My first suspicion was a memory leak, because we’d had memory leaks caused by goroutine blocking in the past (I discussed this in Common Patterns of Memory Leaks in Go), so I started by reviewing everywhere we created and released goroutines.
After the last incident, we’d added goroutine leak detection at the unit-test level using go.uber.org/goleak. You only need to add a single line at the start of a test:
func TestXXX(t *testing.T) {
defer goleak.VerifyNone(t)
// ...
}
It automatically checks for lingering goroutines after the test finishes. For background goroutines that run on a delay, you can use wait or sleep in the test to wait for them to be released before the test case ends.
The first round of investigation ruled out problems caused by goroutines in the code itself. So I turned my attention to another suspect: scheduled tasks.
According to the customer, memory would slowly climb even with no foreground activity.
In our code, we use the third-party package github.com/robfig/cron/v3, which orchestrates scheduled tasks. Usage looks like this:
c = cron.New()
c.AddFunc("@every 10s", callbackFunc)
This structure defines a scheduled task. Its implementation is also based on goroutines, so I added Go’s built-in pprof to the dependencies in main.go, rebuilt the project binary, and deployed it to a test environment using the same hardware configuration as the customer. This way, once the project started, I could pull memory information from a specific port. (For more on pprof, see Profiling Go Programs.)
I used pprof’s interface to grab heap data at different intervals:
curl -o heap.1.out http://127.0.0.1:6060/debug/pprof/heap
Then used:
go tool pprof -http=:8099 -base heap.1.out heap.2.out
to compare the two results.
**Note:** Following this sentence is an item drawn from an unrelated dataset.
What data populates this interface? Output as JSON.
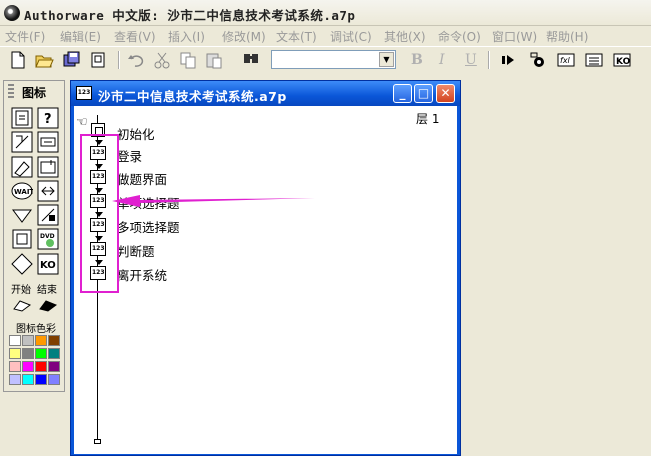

In the web UI, I selected the In Use Space option, which let me see what memory hadn’t been released.
Even after this second round, I still didn’t find a memory leak. But this time I noticed that one of the scheduled tasks ran every 10 seconds, and CPU usage clearly spiked during execution. Looking at the code for this task, it used the third-party library github.com/shirou/gopsutil/process to query system process IDs and process names.
Looking at the library’s source code, I found that the way it queries process IDs is by loading all process information on the system into memory and then matching the ID or name. So, if the customer’s device has a lot of processes, each query consumes a large amount of memory.
Calling this library from a scheduled task that runs every 10 seconds is clearly very inefficient.
After further communication with the customer, we discovered that of the two high-memory processes, the other one also showed high CPU usage. So we had the customer send us a screenshot of the top command. The moment I saw the screenshot, the truth came into focus:
The customer’s IPC device was a lower-performance version—while it had plenty of memory, the CPU was struggling. When multiple processes run background tasks simultaneously, the CPU periodically maxes out, causing tasks to block. And the third-party library we use implements scheduled tasks on top of goroutines. When the previous task is blocked, the next task still creates a new background goroutine, causing goroutines to pile up in memory.
This was a goroutine blocking problem caused by high CPU usage and overly short intervals in the scheduled tasks.
Once we knew the cause, the rest was straightforward: optimize the code logic, ship a new version, and explain the issue to the customer…
That’s the full process of debugging this Go service performance issue. If you run into something similar, I hope this helps.